Czujniki – rozlokowane są w różnych miejscach samolotu, a ich największa ilość lokowana jest w punktach newralgicznych, mających krytyczny wpływ na przebieg wszystkich faz lotu ( układ napędowy, hydrauliczny, sterowania, podwozia itp. ). Ich ilość zależy od wielkości statku powietrznego, konstrukcji, typu napędu, przeznaczenia. One właśnie przekazują wszelkie dane do Zbiorczej Jednostki Informacyjnej FDAU, będąc jej oczami i uszami.

Obecnie stosowane rejestratory mają możliwość zapisu odpowiednio: CVR do 2 godzin zapisu audio, FDR do 25 godzin danych i parametrów technicznych.
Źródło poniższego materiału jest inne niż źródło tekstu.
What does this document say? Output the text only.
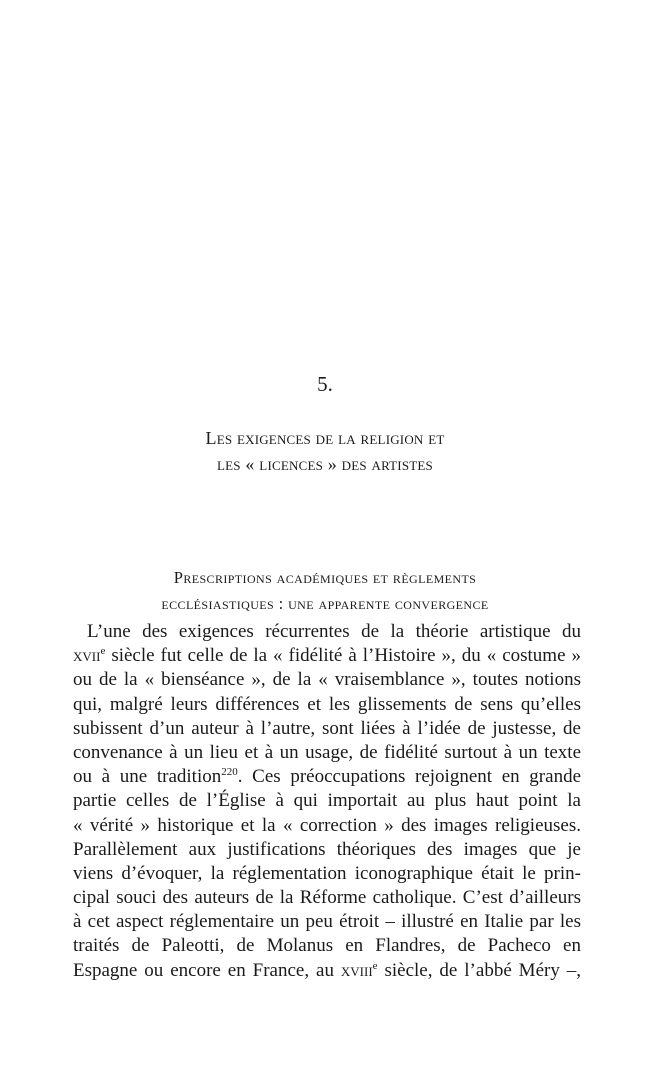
5.
Les exigences de la religion et
les « licences » des artistes
Prescriptions académiques et règlements
ecclésiastiques : une apparente convergence
L’une des exigences récurrentes de la théorie artistique du
xvii$^e$ siècle fut celle de la « fidélité à l’Histoire », du « costume »
ou de la « bienséance », de la « vraisemblance », toutes notions
qui, malgré leurs différences et les glissements de sens qu’elles
subissent d’un auteur à l’autre, sont liées à l’idée de justesse, de
convenance à un lieu et à un usage, de fidélité surtout à un texte
ou à une tradition$^{220}$. Ces préoccupations rejoignent en grande
partie celles de l’Église à qui importait au plus haut point la
« vérité » historique et la « correction » des images religieuses.
Parallèlement aux justifications théoriques des images que je
viens d’évoquer, la réglementation iconographique était le prin-
cipal souci des auteurs de la Réforme catholique. C’est d’ailleurs
à cet aspect réglementaire un peu étroit – illustré en Italie par les
traités de Paleotti, de Molanus en Flandres, de Pacheco en
Espagne ou encore en France, au xviii$^e$ siècle, de l’abbé Méry –,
Współczesne czarne skrzynki (w rozumieniu tych rejestratorów, których zadanie jest przetrwanie katastrofy) są dodatkowo wyposażane w tzw. układ ULB ( underwater locator beacon) czyli podwodny nadajnik lokalizacyjny. Pozwala on zlokalizować skrzynkę w momencie, gdy samolot spadnie do wody i zatonie. Uruchamia się on bowiem natychmiast po kontakcie z wodą i jest wstanie znieść ciśnienie panujące na głębokości do 4 200 m. Nawet w takich warunkach może nadawać sygnał lokalizujący przez 30 dni, z częstotliwością 1 raz na sekundę.

Na koniec należy dodać, że rejestratory, mające przetrwać katastrofę, są przed montażem do statku powietrznego odpowiednio testowane. Każdy z nich ma przetrwać bez uszkodzeń: Zanurzenie w cieczach eksploatacyjnych (paliwo lotnicze, oleje, płyn hydrauliczny) przez 48 godzin. Pobyt pod wodą na głębokości 6 000 metrów przez 30 dni. Narażenie na bezpośrednie działanie płomienia gazowego o temperaturze do 1 100 stopni Celsjusza przez 30 min. Przebywanie w zasięgu płomienia w temperaturze 260 stopni Celsjusza przez 10 godzin. Przeciążenia rzędu 3 400 g (33 km/s) przez czas 6,5 milisekundy. Bezpośrednie uderzenie masy 226 kg spadającej z wysokości 3 metrów na powierzchnię o średnicy 6 milimetrów.

Samolot pasażerski Tu-154 M nb 101 posiadał na wyposażeniu 5 rejestratorów: 1 x FDR. 1 x CVR ( model MARS BM ). 3 x Rejestratory roboczo-eksploatacyjne ( w tym QAR ).

Jeden z rejestratorów to było urządzenie sowieckie starego typu oznaczony KBN zapisywało dane eksploatacyjne Tu-154 M. Podczas ostatniego remontu zastąpiono go rejestratorem konstrukcji i produkcji Polskiej ATM. Ponieważ moskale nie byli w stanie odczytać jej zapisu, dlatego w dniu 15.04.2010 roku, została on przywieziony do Polski, zbadany w Instytucie Technicznym Wojsk Lotniczych i ( o zgrozo ) ponownie oddany Moskwie.

Do tego musimy doliczyć osobny zapis rozmów prowadzonych na wieży kontroli lotów, na które Moskwa nałożyła embargo. Póżniej udostępnili jego scenogram.